Wenn diese das versäumte, würden sich andere
ihrer bemächtigen. Er ließ keinen Zweifel
daran, dass die
Spartakisten das Ziel
verfolgten, durch die Revolution ein
Rätesystem nach russischem Vorbild
zu
etablieren. Wilhelm Blos beschwor die
Versammelten, eine
'Provisorische Regierung'
zu bilden. Nach seiner Rede wurde Blos
gedrängt, den Vorsitz einer solchen
Regierung zu übernehmen. Nach einigem Zögern
erklärte er sich dazu bereit. Noch während
der Sitzung formulierte er eine
Proklamation
der Provisorischen Regierung.
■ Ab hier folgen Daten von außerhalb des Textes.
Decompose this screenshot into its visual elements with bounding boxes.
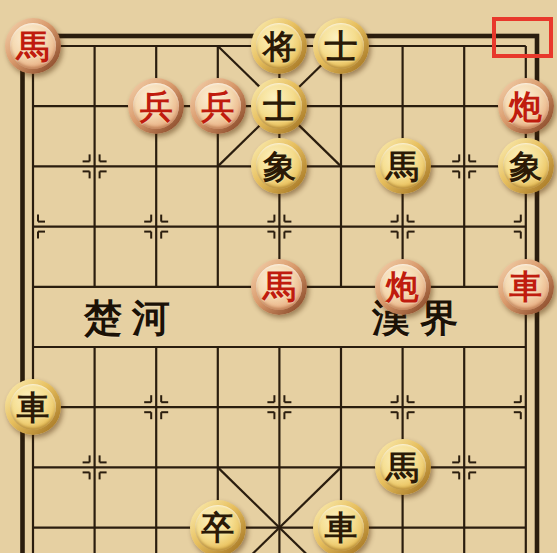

Gegen den
Widerstand der Kommunisten, darunter Clara
Zetkin, setzte Wilhelm Blos als
vordringliches Ziel einer solchen Regierung
durch, eine
konstituierende
Landesversammlung frei wählen zu lassen. Dem
württembergischen Volk sollte die
Entscheidung über seine Zukunft überlassen
werden. Am Abend des 9. November
war die
Provisorische Regierung gebildet und die
Proklamation veröffentlicht. Von Bedeutung
war, dass sich der Kommandant von Stuttgart,
General Christof von Ebbinghaus, bereit
erklärte, die Revolutionsregierung mit
seinen Truppen zu
unterstützen.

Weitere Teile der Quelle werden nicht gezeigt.